MODULATION BY TUMOR NECROSIS FACTOR OF INFLAMMATORY MOLECULES IN LPS-STIMULATED MURINE MACROPHAGES

JERÉZ M B, ; MAYORDOMO A C; ARIAS JL; JURIAYUB M ; DI GENARO M S

Estancia Grande, San Luis

Congreso; XXXII Reunión annual de la Sociedad de Biología de Cuyo; 2014

ociedad de Biología de Cuyo

Tumor necrosis factor (TNF) is a pleiotropic cytokine primary synthesized by macrophages. TNF acts through two transmembrane receptors: TNFRp55 and TNFRp75. We previously demonstrated increased interleukin (IL)-6 and nitric oxide (NO) production after stimulation with LPS of TNFRp55 deficient macrophages compared with wild-type C57BL/6 macrophages.
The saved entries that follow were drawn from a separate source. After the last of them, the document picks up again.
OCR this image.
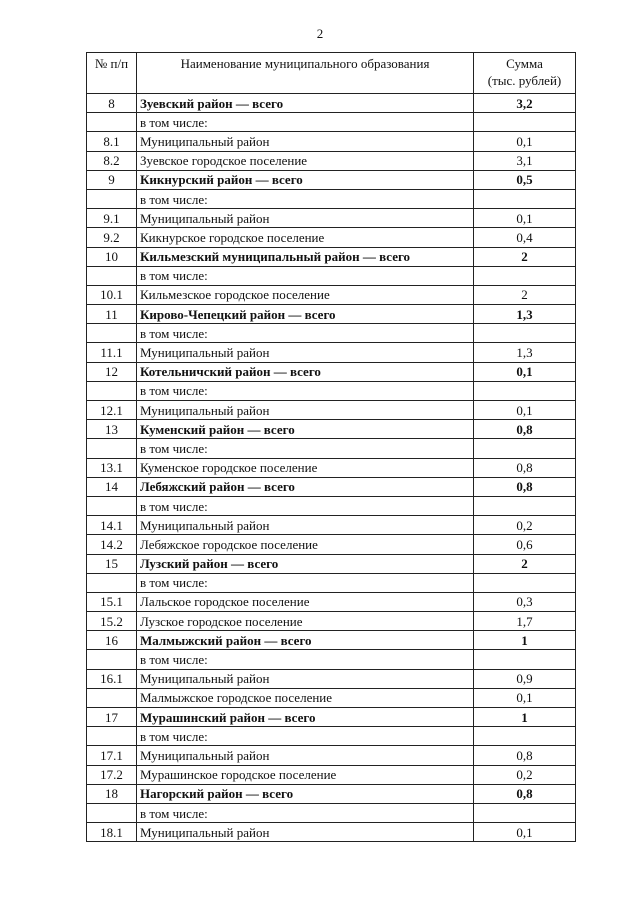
2
№ п/п	Наименование муниципального образования	Сумма
(тыс. рублей)

8	Зуевский район — всего	3,2
	в том числе:	
8.1	Муниципальный район	0,1
8.2	Зуевское городское поселение	3,1
9	Кикнурский район — всего	0,5
	в том числе:	
9.1	Муниципальный район	0,1
9.2	Кикнурское городское поселение	0,4
10	Кильмезский муниципальный район — всего	2
	в том числе:	
10.1	Кильмезское городское поселение	2
11	Кирово-Чепецкий район — всего	1,3
	в том числе:	
11.1	Муниципальный район	1,3
12	Котельничский район — всего	0,1
	в том числе:	
12.1	Муниципальный район	0,1
13	Куменский район — всего	0,8
	в том числе:	
13.1	Куменское городское поселение	0,8
14	Лебяжский район — всего	0,8
	в том числе:	
14.1	Муниципальный район	0,2
14.2	Лебяжское городское поселение	0,6
15	Лузский район — всего	2
	в том числе:	
15.1	Лальское городское поселение	0,3
15.2	Лузское городское поселение	1,7
16	Малмыжский район — всего	1
	в том числе:	
16.1	Муниципальный район	0,9
	Малмыжское городское поселение	0,1
17	Мурашинский район — всего	1
	в том числе:	
17.1	Муниципальный район	0,8
17.2	Мурашинское городское поселение	0,2
18	Нагорский район — всего	0,8
	в том числе:	
18.1	Муниципальный район	0,1
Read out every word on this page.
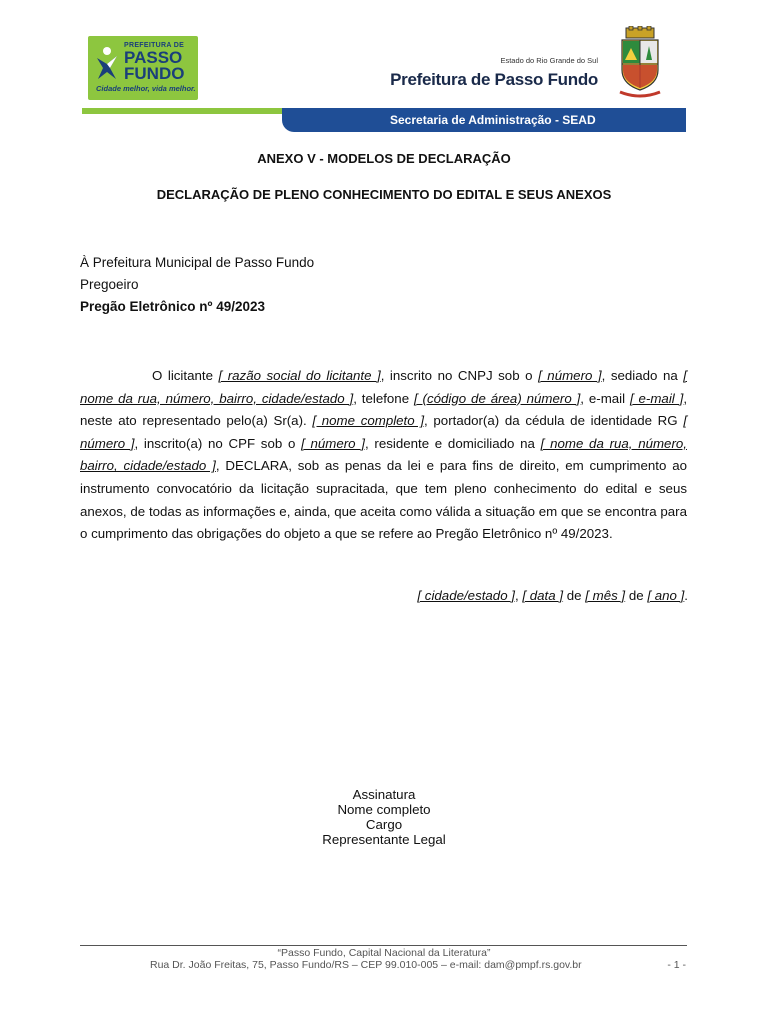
PREFEITURA DE
PASSO
FUNDO
Cidade melhor, vida melhor.
Estado do Rio Grande do Sul
Prefeitura de Passo Fundo
Secretaria de Administração - SEAD
ANEXO V - MODELOS DE DECLARAÇÃO
DECLARAÇÃO DE PLENO CONHECIMENTO DO EDITAL E SEUS ANEXOS
À Prefeitura Municipal de Passo Fundo
Pregoeiro
Pregão Eletrônico nº 49/2023

O licitante [ razão social do licitante ], inscrito no CNPJ sob o [ número ], sediado na [ nome da rua, número, bairro, cidade/estado ], telefone [ (código de área) número ], e-mail [ e-mail ], neste ato representado pelo(a) Sr(a). [ nome completo ], portador(a) da cédula de identidade RG [ número ], inscrito(a) no CPF sob o [ número ], residente e domiciliado na [ nome da rua, número, bairro, cidade/estado ], DECLARA, sob as penas da lei e para fins de direito, em cumprimento ao instrumento convocatório da licitação supracitada, que tem pleno conhecimento do edital e seus anexos, de todas as informações e, ainda, que aceita como válida a situação em que se encontra para o cumprimento das obrigações do objeto a que se refere ao Pregão Eletrônico nº 49/2023.

[ cidade/estado ], [ data ] de [ mês ] de [ ano ].
Assinatura
Nome completo
Cargo
Representante Legal
“Passo Fundo, Capital Nacional da Literatura”
Rua Dr. João Freitas, 75, Passo Fundo/RS – CEP 99.010-005 – e-mail: dam@pmpf.rs.gov.br	- 1 -
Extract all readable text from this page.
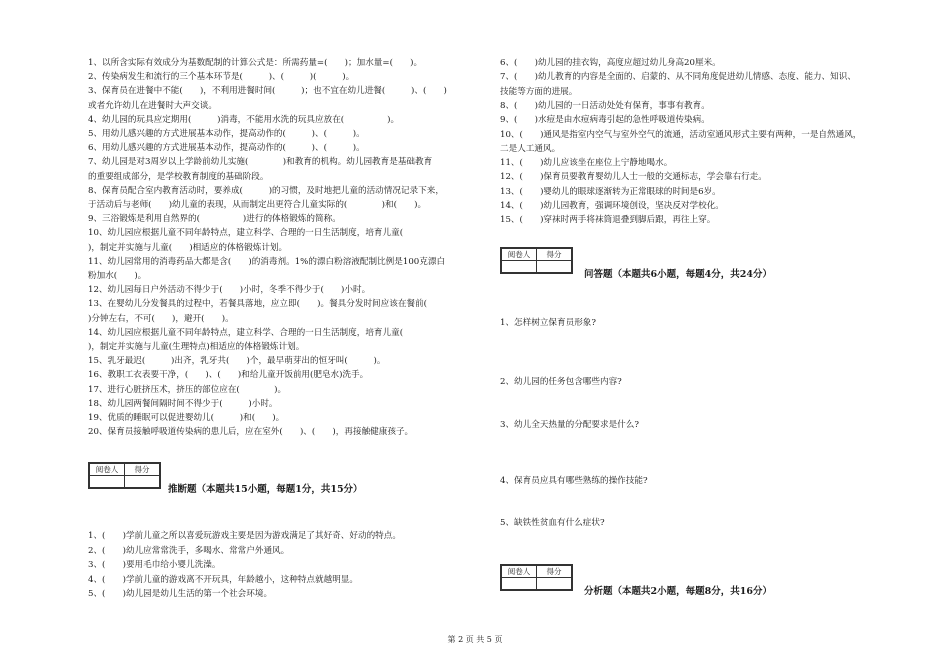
1、以所含实际有效成分为基数配制的计算公式是：所需药量=(　　)；加水量=(　　)。
2、传染病发生和流行的三个基本环节是(　　　)、(　　　)(　　　)。
3、保育员在进餐中不能(　　)，不利用进餐时间(　　　)；也不宜在幼儿进餐(　　　)、(　　)
或者允许幼儿在进餐时大声交谈。
4、幼儿园的玩具应定期用(　　　)消毒，不能用水洗的玩具应放在(　　　　　)。
5、用幼儿感兴趣的方式进展基本动作，提高动作的(　　　)、(　　　)。
6、用幼儿感兴趣的方式进展基本动作，提高动作的(　　　)、(　　　)。
7、幼儿园是对3周岁以上学龄前幼儿实施(　　　　)和教育的机构。幼儿园教育是基础教育
的重要组成部分，是学校教育制度的基础阶段。
8、保育员配合室内教育活动时，要养成(　　　)的习惯，及时地把儿童的活动情况记录下来，
于活动后与老师(　　)幼儿童的表现，从而制定出更符合儿童实际的(　　　　)和(　　)。
9、三浴锻炼是利用自然界的(　　　　　)进行的体格锻炼的简称。
10、幼儿园应根据儿童不同年龄特点，建立科学、合理的一日生活制度，培育儿童(　　　
)，制定并实施与儿童(　　)相适应的体格锻炼计划。
11、幼儿园常用的消毒药品大都是含(　　)的消毒剂。1%的漂白粉溶液配制比例是100克漂白
粉加水(　　)。
12、幼儿园每日户外活动不得少于(　　)小时，冬季不得少于(　　)小时。
13、在婴幼儿分发餐具的过程中，若餐具落地，应立即(　　)。餐具分发时间应该在餐前(　　
)分钟左右，不可(　　)，避开(　　)。
14、幼儿园应根据儿童不同年龄特点，建立科学、合理的一日生活制度，培育儿童(　　　
)，制定并实施与儿童(生理特点)相适应的体格锻炼计划。
15、乳牙最迟(　　　)出齐，乳牙共(　　)个，最早萌芽出的恒牙叫(　　　)。
16、教职工衣表要干净，(　　)、(　　)和给儿童开饭前用(肥皂水)洗手。
17、进行心脏挤压术，挤压的部位应在(　　　　)。
18、幼儿园两餐间隔时间不得少于(　　　)小时。
19、优质的睡眠可以促进婴幼儿(　　　)和(　　)。
20、保育员接触呼吸道传染病的患儿后，应在室外(　　)、(　　)，再接触健康孩子。
阅卷人	得分

推断题（本题共15小题，每题1分，共15分）
1、(　　)学前儿童之所以喜爱玩游戏主要是因为游戏满足了其好奇、好动的特点。
2、(　　)幼儿应常常洗手，多喝水、常常户外通风。
3、(　　)要用毛巾给小婴儿洗澡。
4、(　　)学前儿童的游戏离不开玩具，年龄越小，这种特点就越明显。
5、(　　)幼儿园是幼儿生活的第一个社会环境。
6、(　　)幼儿园的挂衣钩，高度应超过幼儿身高20厘米。
7、(　　)幼儿教育的内容是全面的、启蒙的、从不同角度促进幼儿情感、态度、能力、知识、
技能等方面的进展。
8、(　　)幼儿园的一日活动处处有保育，事事有教育。
9、(　　)水痘是由水痘病毒引起的急性呼吸道传染病。
10、(　　)通风是指室内空气与室外空气的流通，活动室通风形式主要有两种，一是自然通风，
二是人工通风。
11、(　　)幼儿应该坐在座位上宁静地喝水。
12、(　　)保育员要教育婴幼儿人士一般的交通标志，学会靠右行走。
13、(　　)婴幼儿的眼球逐渐转为正常眼球的时间是6岁。
14、(　　)幼儿园教育，强调环境创设，坚决反对学校化。
15、(　　)穿袜时两手将袜筒退叠到脚后跟，再往上穿。
阅卷人	得分

问答题（本题共6小题，每题4分，共24分）
1、怎样树立保育员形象?
2、幼儿园的任务包含哪些内容?
3、幼儿全天热量的分配要求是什么?
4、保育员应具有哪些熟练的操作技能?
5、缺铁性贫血有什么症状?
阅卷人	得分

分析题（本题共2小题，每题8分，共16分）
第 2 页 共 5 页
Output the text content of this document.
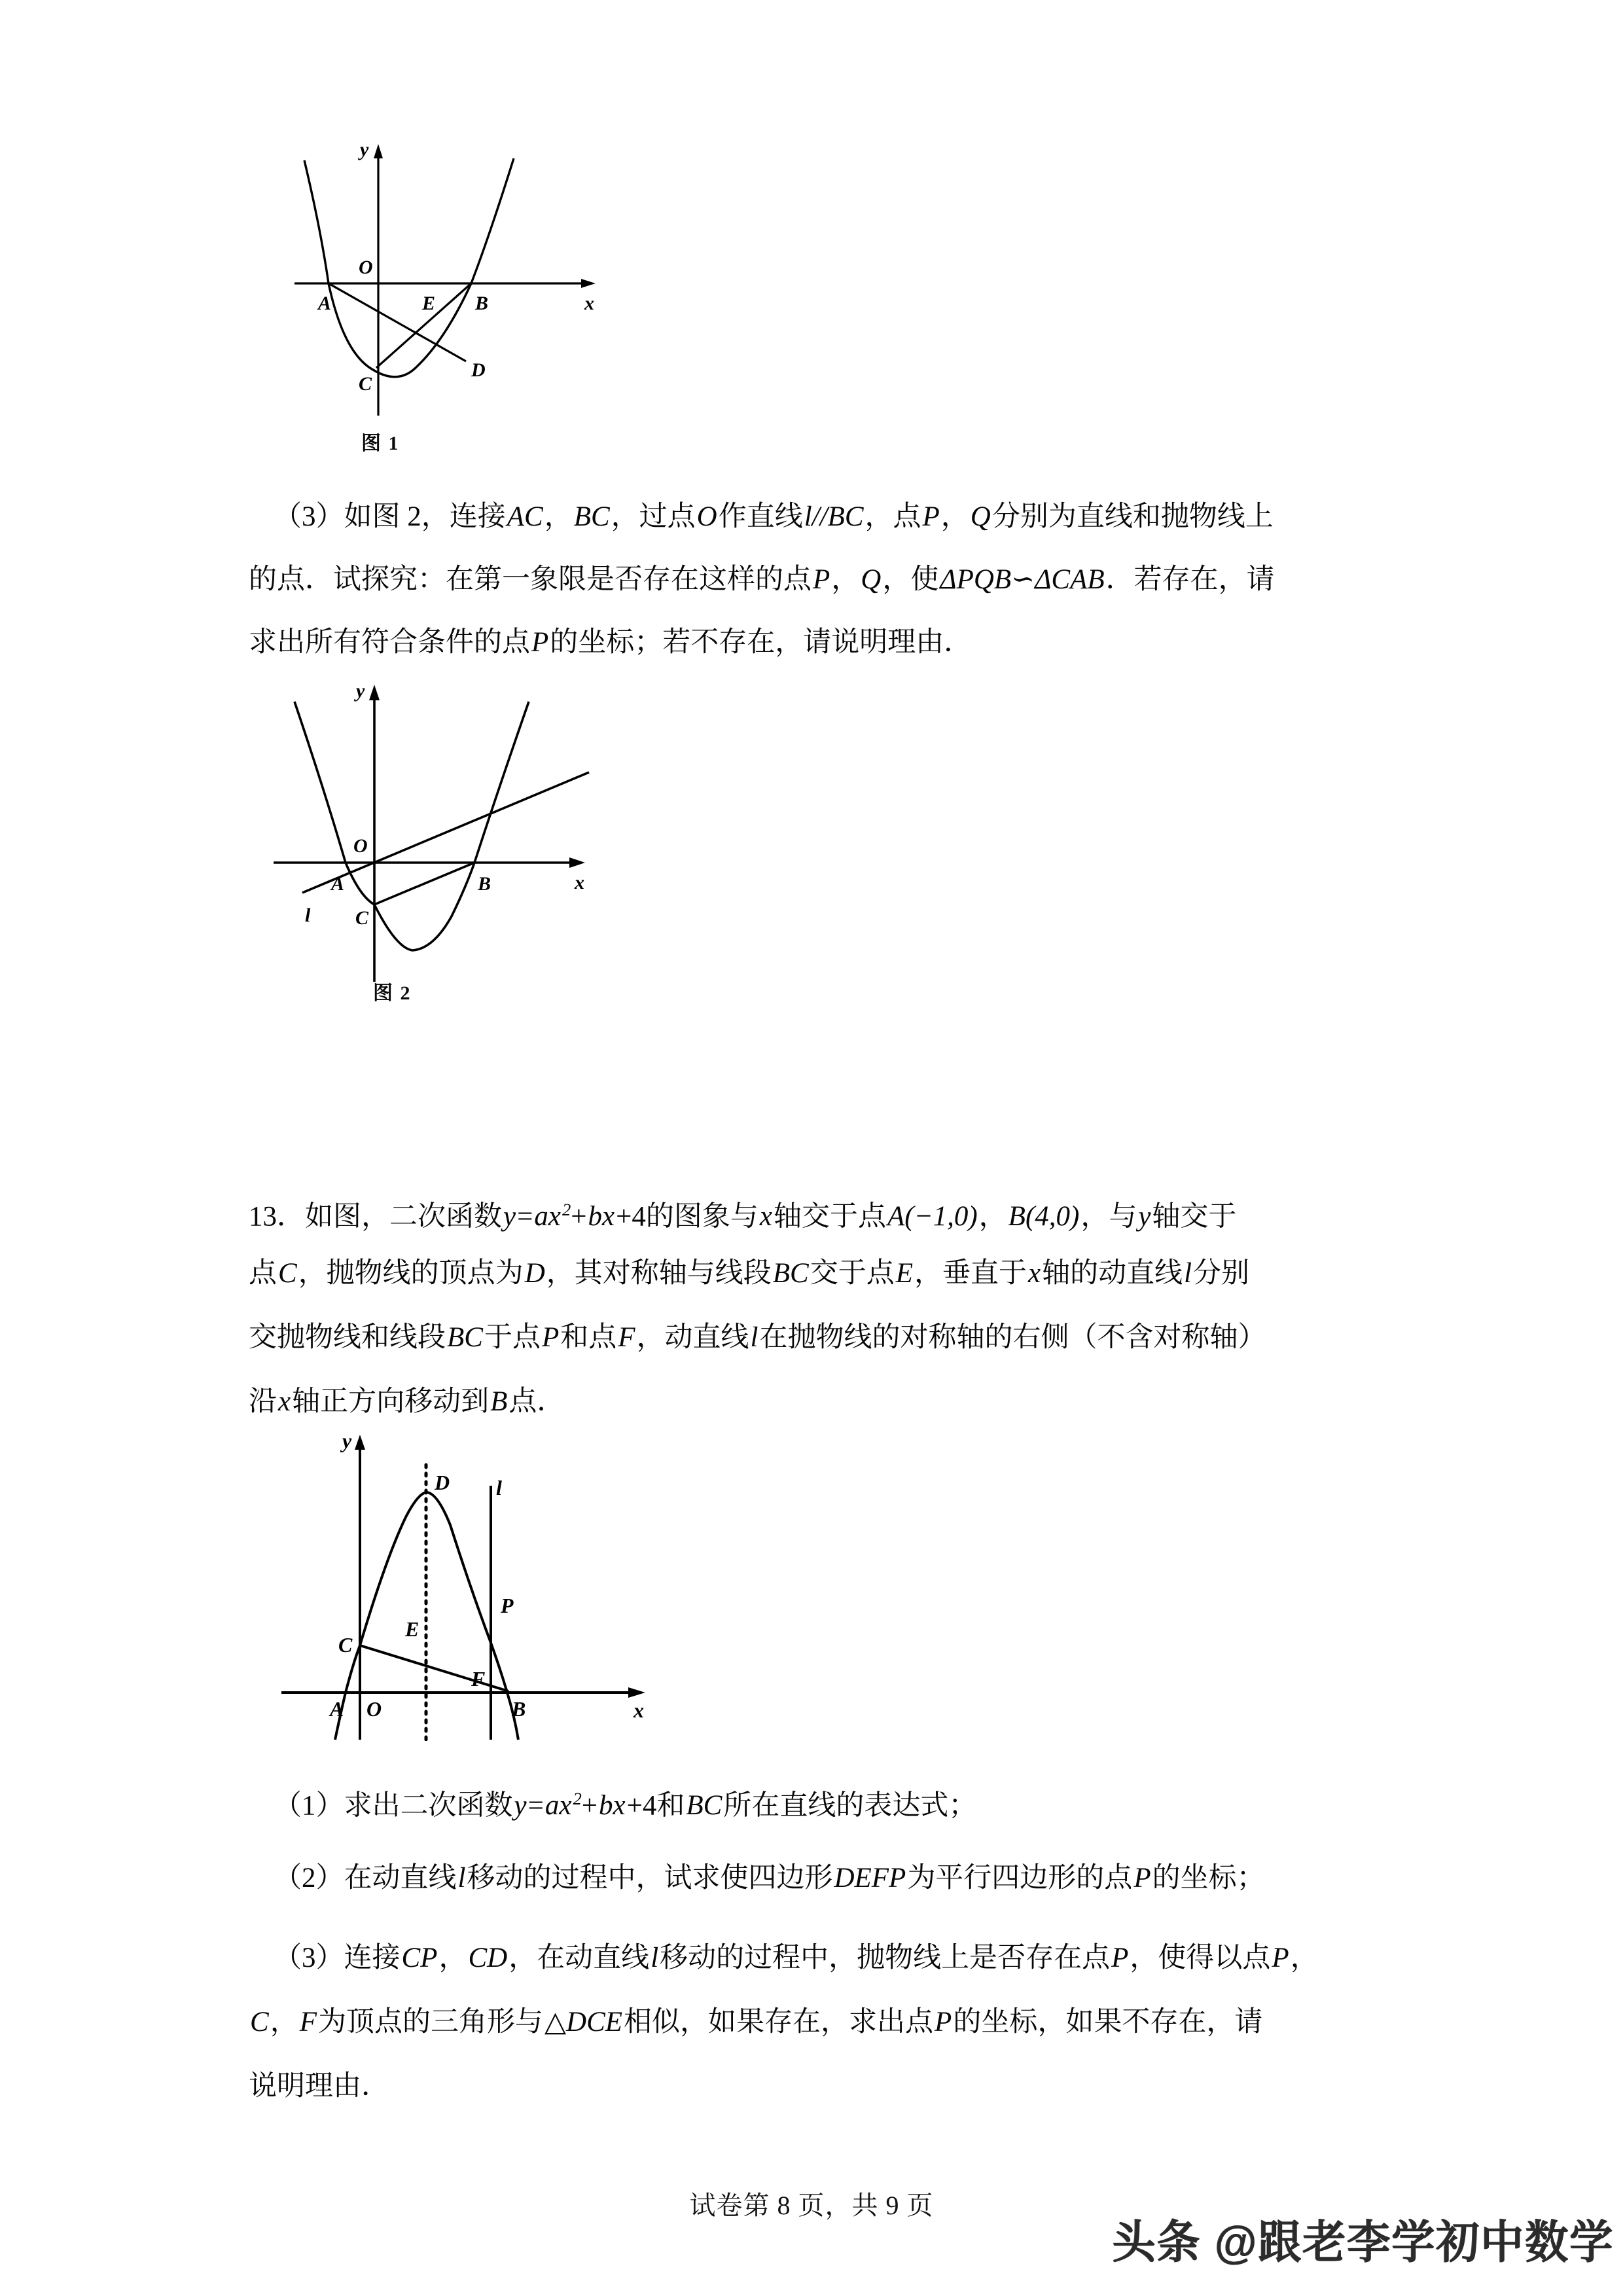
O
y
x
A	B
C
D
E
图 1
（3）如图 2，连接AC，BC，过点O作直线l//BC，点P，Q分别为直线和抛物线上
的点．试探究：在第一象限是否存在这样的点P，Q，使ΔPQB∽ΔCAB．若存在，请
求出所有符合条件的点P的坐标；若不存在，请说明理由．
O
y
x
A	B
C
l
图 2
13．如图，二次函数$y=ax^2+bx+4$的图象与x轴交于点A(−1,0)，B(4,0)，与y轴交于
点C，抛物线的顶点为D，其对称轴与线段BC交于点E，垂直于x轴的动直线l分别
交抛物线和线段BC于点P和点F，动直线l在抛物线的对称轴的右侧（不含对称轴）
沿x轴正方向移动到B点．
y
x
D l
C
P
E
F
A O	B
（1）求出二次函数$y=ax^2+bx+4$和BC所在直线的表达式；
（2）在动直线l移动的过程中，试求使四边形DEFP为平行四边形的点P的坐标；
（3）连接CP，CD，在动直线l移动的过程中，抛物线上是否存在点P，使得以点P，
C，F为顶点的三角形与△DCE相似，如果存在，求出点P的坐标，如果不存在，请
说明理由．
试卷第 8 页，共 9 页
头条 @跟老李学初中数学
The purpose was to analyze the molecular mechanisms by which TNF might regulate these inflammatory mediators using murine macrophage cell line RAW 264.7. Since this cell line was established in BALB/c mice, we added IFN-d in the cellular culture and analyzed the effect of TNF on the production of IL-6 and NO by stimulation with LPS. We found that IFN-g or LPS stimulation triggers TNF production, and that simultaneous IFN-g and LPS stimulation did not change this effect. Moreover, we observed that IL-6 and NO was induced by IFN-g (10 ng/ml) plus LPS (100 ng/ml). To analyze the effect of TNF, the cells were pre-incubated at different concentrations and incubation time with human TNF which has demonstrated to be specific for murine TNFRp55. We found that in contrast with NO, 30 and 90 ng of TNF reduced the IL-6 production induced by stimulation with LPS/IFN-g. We conclude that the cell line RAW 264.7 may be used to analyze the molecular mechanisms involved in a possible regulatory role of TNF on other inflammatory molecules produced by murine macrophages.